The matter typically ends up in mandatory arbitration or some sort of litigation to have one final decision as to who caused the accident. The arbitrator or finder of fact will make a final, binding, decision as to who is responsible for damages.
The arbitrator will typically look at all evidence presented by each adjuster. In most cases, this evidence will be a police report (if any), photographs of damages, photographs of the point of impact on each vehicle, and any other piece of evidence presented to who had the right of way.
Since in most cases, the only evidence presented is the recorded statement and pictures of the damages, the arbitrator will boil down the decision to a question of credibility.
The adjuster investigation must be evaluated to show no bias. Independent evidence may be an independent witness, a police report or the positioning of the vehicles. Consumers try to have their passengers be witnesses; however, passenger statements tend to be non credible (it is biased).

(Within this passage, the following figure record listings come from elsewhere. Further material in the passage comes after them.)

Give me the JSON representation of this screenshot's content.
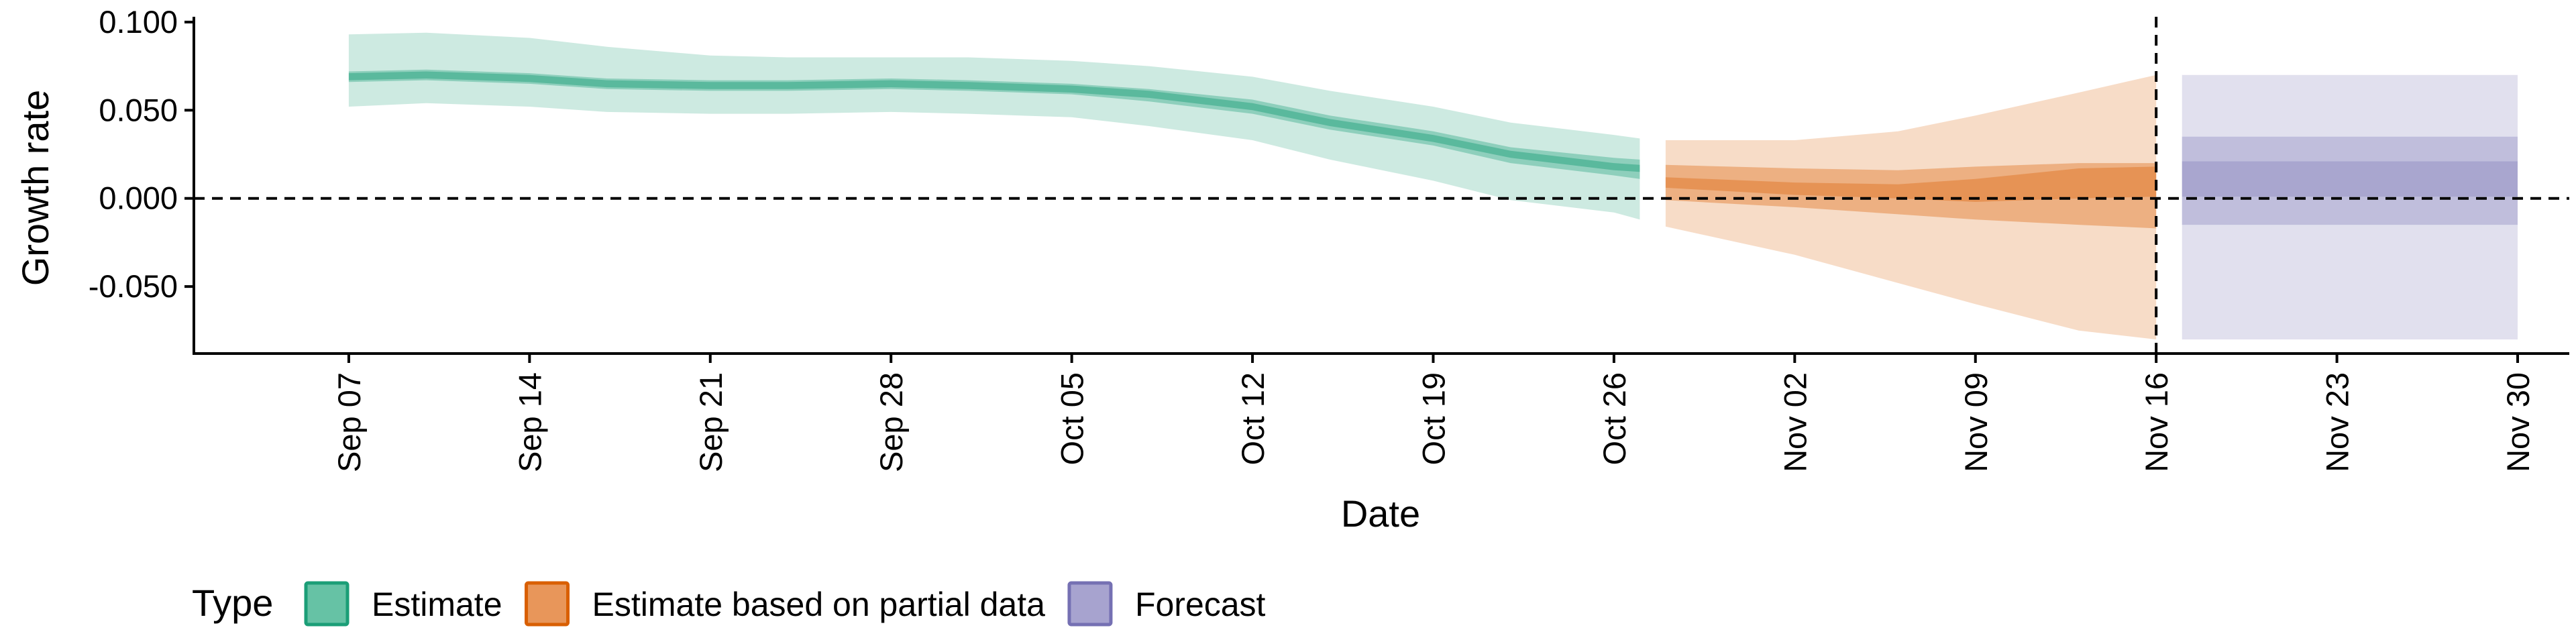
{
  "chart_data": {
    "type": "area",
    "xlabel": "Date",
    "ylabel": "Growth rate",
    "ylim": [
      -0.088,
      0.103
    ],
    "xlim": [
      "2020-09-01",
      "2020-12-02"
    ],
    "x_ticks": [
      "2020-09-07",
      "2020-09-14",
      "2020-09-21",
      "2020-09-28",
      "2020-10-05",
      "2020-10-12",
      "2020-10-19",
      "2020-10-26",
      "2020-11-02",
      "2020-11-09",
      "2020-11-16",
      "2020-11-23",
      "2020-11-30"
    ],
    "x_tick_labels": [
      "Sep 07",
      "Sep 14",
      "Sep 21",
      "Sep 28",
      "Oct 05",
      "Oct 12",
      "Oct 19",
      "Oct 26",
      "Nov 02",
      "Nov 09",
      "Nov 16",
      "Nov 23",
      "Nov 30"
    ],
    "y_ticks": [
      -0.05,
      0,
      0.05,
      0.1
    ],
    "y_tick_labels": [
      "-0.050",
      "0.000",
      "0.050",
      "0.100"
    ],
    "grid": false,
    "reference_lines": [
      {
        "axis": "y",
        "value": 0,
        "style": "dashed"
      },
      {
        "axis": "x",
        "value": "2020-11-16",
        "style": "dashed"
      }
    ],
    "legend": {
      "title": "Type",
      "position": "bottom-left",
      "entries": [
        {
          "label": "Estimate",
          "fill": "#66c2a5",
          "stroke": "#1b9e77"
        },
        {
          "label": "Estimate based on partial data",
          "fill": "#e8965a",
          "stroke": "#d95f02"
        },
        {
          "label": "Forecast",
          "fill": "#a7a3cf",
          "stroke": "#7570b3"
        }
      ]
    },
    "series": [
      {
        "type_label": "Estimate",
        "color": "#1b9e77",
        "x": [
          "2020-09-07",
          "2020-09-10",
          "2020-09-14",
          "2020-09-17",
          "2020-09-21",
          "2020-09-24",
          "2020-09-28",
          "2020-10-01",
          "2020-10-05",
          "2020-10-08",
          "2020-10-12",
          "2020-10-15",
          "2020-10-19",
          "2020-10-22",
          "2020-10-26",
          "2020-10-27"
        ],
        "median": [
          0.069,
          0.07,
          0.068,
          0.065,
          0.064,
          0.064,
          0.065,
          0.064,
          0.062,
          0.059,
          0.052,
          0.043,
          0.034,
          0.025,
          0.018,
          0.017
        ],
        "lower_50": [
          0.066,
          0.067,
          0.065,
          0.062,
          0.061,
          0.061,
          0.062,
          0.061,
          0.059,
          0.055,
          0.048,
          0.039,
          0.03,
          0.02,
          0.013,
          0.011
        ],
        "upper_50": [
          0.072,
          0.073,
          0.071,
          0.068,
          0.067,
          0.067,
          0.068,
          0.067,
          0.065,
          0.062,
          0.056,
          0.047,
          0.038,
          0.029,
          0.023,
          0.022
        ],
        "lower_90": [
          0.052,
          0.054,
          0.052,
          0.049,
          0.048,
          0.048,
          0.049,
          0.048,
          0.046,
          0.041,
          0.033,
          0.022,
          0.01,
          -0.001,
          -0.008,
          -0.012
        ],
        "upper_90": [
          0.093,
          0.094,
          0.091,
          0.086,
          0.081,
          0.08,
          0.08,
          0.08,
          0.078,
          0.075,
          0.069,
          0.061,
          0.052,
          0.043,
          0.036,
          0.034
        ]
      },
      {
        "type_label": "Estimate based on partial data",
        "color": "#d95f02",
        "x": [
          "2020-10-28",
          "2020-11-02",
          "2020-11-06",
          "2020-11-09",
          "2020-11-13",
          "2020-11-16"
        ],
        "lower_50": [
          -0.001,
          -0.005,
          -0.009,
          -0.012,
          -0.015,
          -0.017
        ],
        "upper_50": [
          0.019,
          0.017,
          0.016,
          0.018,
          0.02,
          0.02
        ],
        "lower_90": [
          -0.016,
          -0.032,
          -0.048,
          -0.06,
          -0.075,
          -0.08
        ],
        "upper_90": [
          0.033,
          0.033,
          0.038,
          0.047,
          0.06,
          0.07
        ],
        "inner_lower": [
          0.006,
          0.002,
          0.0,
          -0.002,
          0.0,
          0.001
        ],
        "inner_upper": [
          0.012,
          0.009,
          0.008,
          0.011,
          0.017,
          0.018
        ]
      },
      {
        "type_label": "Forecast",
        "color": "#7570b3",
        "x": [
          "2020-11-17",
          "2020-11-30"
        ],
        "lower_90": [
          -0.08,
          -0.08
        ],
        "upper_90": [
          0.07,
          0.07
        ],
        "lower_50": [
          -0.015,
          -0.015
        ],
        "upper_50": [
          0.035,
          0.035
        ],
        "inner_lower": [
          0.001,
          0.001
        ],
        "inner_upper": [
          0.021,
          0.021
        ]
      }
    ]
  }
}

It is important to note that who driver that who the red light may not be 100% liable for the accident. If an arbitrator decides that one party had the red light, it may also conclude that the vehicle with the green light had a duty to look out and avoid the accident but failed to do so.
Drivers still have a duty of care when approaching and crossing any given intersection despite the fact that the light is green. There is a well established affirmative duty on drivers to only proceed into an intersection when it is safe to do so.
The adjuster or arbitrator must show an excusable reason why the driver with the green light could not see or avoid the other vehicle. Typically, a recorded statement transcript should address the question for the adjuster. Statements like “I had the green light” are not sufficient to dispel the question of who is entirely liable for the accident.
Obviously, the vehicle running a red light will be liable, but it may not be (although, if proven, will likely be) 100% at fault. Some insurance companies will still place a 10-15% maybe 20% liability offset if the driver who had the green light failed to see any other vehicle at the intersection.
The arbitrator must decide who is more credible if the statement matches the physical evidence and if the vehicle with the green light can still have some liability for failing to proceed with care.